Further tag processing

This step consists of tag sorting, optional appending of dropped character tags, and refining the tag list to adhere to the maximum number of tags specified by --max_tag_number. Initially, we place certain tags like 'solo', '1girl', '1boy', 'Xgirls', and 'Xboys' at the beginning. Subsequently, the tags are organized based on the sort_mode, which determines their order.

  • sort_mode: Determines the method for sorting tags. Defaults to score.
    Example usage: --sort_mode shuffle
    Description: The available modes offer different approaches to tag ordering:
    • original: Maintains the original sequence of the tags as they appear in the data. This mode preserves the initial tag order without any alterations.
    • shuffle: Randomizes the order of tags. This mode introduces variety by shuffling the tags into a random sequence, differing for each image.
    • score: Sorts tags based on their scores, applicable when using a tagger. In this mode, tags are arranged with those having higher scores placed first, prioritizing the most significant tags.
  • append_dropped_character_tags: Adds previously dropped character tags back into the tag set, placing them at the end of the tag list.
    Example usage: --append_dropped_character_tags
  • max_tag_number: Limits the total number of tags included in each image's caption. The default limit is 30.
    Example usage: --max_tag_number 50

Captioning

This step uses tags and other fields to produce captions, saved both in caption field of metadata and as separate .txt files.

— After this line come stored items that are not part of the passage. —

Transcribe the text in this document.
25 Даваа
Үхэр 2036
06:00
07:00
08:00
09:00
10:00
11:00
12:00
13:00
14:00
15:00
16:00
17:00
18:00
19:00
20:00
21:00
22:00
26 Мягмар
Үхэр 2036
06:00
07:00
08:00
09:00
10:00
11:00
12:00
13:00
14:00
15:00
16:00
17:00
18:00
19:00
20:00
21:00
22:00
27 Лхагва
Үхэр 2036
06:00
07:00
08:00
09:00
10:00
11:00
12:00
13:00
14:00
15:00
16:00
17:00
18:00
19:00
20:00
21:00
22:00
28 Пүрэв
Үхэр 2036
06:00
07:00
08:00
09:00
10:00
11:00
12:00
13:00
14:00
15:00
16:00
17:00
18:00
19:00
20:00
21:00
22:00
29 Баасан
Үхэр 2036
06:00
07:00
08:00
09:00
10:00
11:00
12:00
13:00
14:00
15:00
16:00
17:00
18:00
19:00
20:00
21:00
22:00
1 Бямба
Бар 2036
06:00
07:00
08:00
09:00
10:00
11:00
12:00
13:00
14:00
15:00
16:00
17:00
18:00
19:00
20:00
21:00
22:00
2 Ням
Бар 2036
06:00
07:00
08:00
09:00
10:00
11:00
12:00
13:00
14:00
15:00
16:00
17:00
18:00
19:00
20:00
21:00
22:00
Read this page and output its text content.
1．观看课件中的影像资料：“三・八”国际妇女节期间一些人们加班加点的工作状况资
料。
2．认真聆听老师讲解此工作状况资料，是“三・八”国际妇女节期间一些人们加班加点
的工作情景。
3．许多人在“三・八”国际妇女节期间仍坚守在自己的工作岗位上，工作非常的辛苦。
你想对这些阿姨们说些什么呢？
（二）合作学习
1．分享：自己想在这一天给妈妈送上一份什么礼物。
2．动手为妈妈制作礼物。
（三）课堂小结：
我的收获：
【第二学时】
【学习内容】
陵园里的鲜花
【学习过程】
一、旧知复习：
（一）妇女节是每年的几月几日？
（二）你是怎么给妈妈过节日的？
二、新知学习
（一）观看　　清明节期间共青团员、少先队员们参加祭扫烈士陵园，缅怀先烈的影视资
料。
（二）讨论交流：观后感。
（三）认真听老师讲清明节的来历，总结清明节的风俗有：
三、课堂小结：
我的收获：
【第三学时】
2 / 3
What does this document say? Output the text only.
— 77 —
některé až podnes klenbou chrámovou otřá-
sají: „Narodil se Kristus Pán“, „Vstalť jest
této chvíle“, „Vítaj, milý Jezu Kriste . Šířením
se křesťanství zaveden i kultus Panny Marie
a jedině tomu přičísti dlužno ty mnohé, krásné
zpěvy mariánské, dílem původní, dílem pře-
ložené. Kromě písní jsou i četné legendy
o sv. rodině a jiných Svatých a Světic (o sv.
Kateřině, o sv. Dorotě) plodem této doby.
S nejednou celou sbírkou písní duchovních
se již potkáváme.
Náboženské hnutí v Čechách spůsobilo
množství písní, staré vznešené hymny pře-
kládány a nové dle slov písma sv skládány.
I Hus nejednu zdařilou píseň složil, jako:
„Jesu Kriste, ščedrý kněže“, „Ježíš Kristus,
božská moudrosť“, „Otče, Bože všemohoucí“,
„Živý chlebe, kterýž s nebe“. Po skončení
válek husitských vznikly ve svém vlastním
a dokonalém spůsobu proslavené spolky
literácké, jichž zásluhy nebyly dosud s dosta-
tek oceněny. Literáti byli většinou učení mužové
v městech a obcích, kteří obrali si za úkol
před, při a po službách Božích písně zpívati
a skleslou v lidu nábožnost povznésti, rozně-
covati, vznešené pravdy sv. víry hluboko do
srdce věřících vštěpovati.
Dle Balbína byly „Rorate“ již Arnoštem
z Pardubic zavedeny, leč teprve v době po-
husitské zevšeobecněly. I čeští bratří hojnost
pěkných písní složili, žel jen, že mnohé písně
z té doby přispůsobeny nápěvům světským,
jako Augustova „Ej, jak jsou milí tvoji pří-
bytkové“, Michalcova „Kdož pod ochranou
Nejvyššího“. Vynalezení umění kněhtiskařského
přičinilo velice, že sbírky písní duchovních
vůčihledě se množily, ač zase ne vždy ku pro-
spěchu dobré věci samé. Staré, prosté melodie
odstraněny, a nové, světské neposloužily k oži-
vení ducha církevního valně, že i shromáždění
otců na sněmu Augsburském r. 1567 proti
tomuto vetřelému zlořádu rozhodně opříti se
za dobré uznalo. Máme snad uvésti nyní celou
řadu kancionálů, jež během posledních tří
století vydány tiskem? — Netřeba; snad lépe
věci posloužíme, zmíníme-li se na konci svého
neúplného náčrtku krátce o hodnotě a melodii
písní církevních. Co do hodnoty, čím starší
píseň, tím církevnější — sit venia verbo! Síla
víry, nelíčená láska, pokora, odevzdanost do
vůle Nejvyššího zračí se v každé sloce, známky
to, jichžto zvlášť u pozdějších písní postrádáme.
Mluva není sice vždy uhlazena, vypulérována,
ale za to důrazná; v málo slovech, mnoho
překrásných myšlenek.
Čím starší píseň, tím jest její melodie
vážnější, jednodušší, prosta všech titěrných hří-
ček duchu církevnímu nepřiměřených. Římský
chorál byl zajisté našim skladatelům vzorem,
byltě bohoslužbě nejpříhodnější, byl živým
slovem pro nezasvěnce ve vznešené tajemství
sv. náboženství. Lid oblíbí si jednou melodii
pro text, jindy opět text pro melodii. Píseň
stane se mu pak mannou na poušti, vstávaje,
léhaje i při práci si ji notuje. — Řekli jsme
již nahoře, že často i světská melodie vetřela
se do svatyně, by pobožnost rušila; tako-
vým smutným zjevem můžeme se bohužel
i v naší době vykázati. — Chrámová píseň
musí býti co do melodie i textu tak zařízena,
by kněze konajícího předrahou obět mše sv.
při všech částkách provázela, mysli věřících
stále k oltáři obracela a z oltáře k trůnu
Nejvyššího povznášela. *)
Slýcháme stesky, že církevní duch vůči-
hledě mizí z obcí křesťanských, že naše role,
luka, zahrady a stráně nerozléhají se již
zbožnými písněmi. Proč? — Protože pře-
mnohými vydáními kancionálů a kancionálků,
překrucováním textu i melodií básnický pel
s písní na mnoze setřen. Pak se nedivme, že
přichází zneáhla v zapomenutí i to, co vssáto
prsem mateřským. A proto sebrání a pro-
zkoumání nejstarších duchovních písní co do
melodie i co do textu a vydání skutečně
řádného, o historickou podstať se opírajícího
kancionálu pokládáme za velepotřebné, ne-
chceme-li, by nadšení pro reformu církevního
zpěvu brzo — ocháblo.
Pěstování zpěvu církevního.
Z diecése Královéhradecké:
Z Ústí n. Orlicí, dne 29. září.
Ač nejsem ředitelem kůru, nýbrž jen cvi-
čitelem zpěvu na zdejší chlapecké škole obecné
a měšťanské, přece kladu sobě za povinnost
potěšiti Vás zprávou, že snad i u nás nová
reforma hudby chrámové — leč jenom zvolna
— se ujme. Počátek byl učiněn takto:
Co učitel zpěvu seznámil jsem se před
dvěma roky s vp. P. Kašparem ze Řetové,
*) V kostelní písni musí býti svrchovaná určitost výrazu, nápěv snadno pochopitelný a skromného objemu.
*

  • caption_ordering: Specifies the order in which different information types appear in the caption. The default order is ['npeople', 'character', 'copyright', 'image_type', 'artist', 'rating', 'crop_info', 'tags'].
    Example usage: --caption_ordering character copyright tags
  • caption_inner_sep, caption_outer_sep, character_sep, character_inner_sep, character_outer_sep: These parameters define the separators for different elements and levels within the captions, such as separating items within a single field or separating different fields
    Example usage: --caption_outer_sep "; "
  • use_[XXX]_prob arguments: These settings control the probability of including specific types of information in the captions, like character info, copyright info, and others.
    Example usage: --use_character_prob 0.8

For a complete list of all available arguments for captioning, please refer to the configuration file at configs/pipelines/base.toml.

Additional arguments specific to kohya training

  • keep_tokens_sep: Determines the separator for keep tokens specifically used in Kohya trainer. By default, it uses the value set in --character_outer_sep.
    Example usage: --keep_tokens_sep "|| "
  • keep_tokens_before: Specifies the position in the caption where the keep_tokens_sep should be placed before. The default setting is 'tags'.
    Example usage: --keep_tokens_before crop_info

Manual inspection: Tag and character editing

You can use --save_aux to save some metadata fields to separate files and use --load aux to load them.

Typically, you can run with --save_aux processed_tags characters. You then get files with names like XXX.processed_tags and XXX.characters. These can be batch edited with tools such as dataset-tag-editor or BatchPrompter. These changes can then be loaded with --load_aux processed_tags characters. Remember to run again from this stage to update captions.

  • Since tags are not overwritten by default, you don't need to worry about tagger overwriting the edited tags.
  • It is better to correct detected characters after stage 3. Here you can edit XXX.characters to add non-detected characters.
  • ⚠️ If you edit caption directly, running this stage again will overwrite the changes.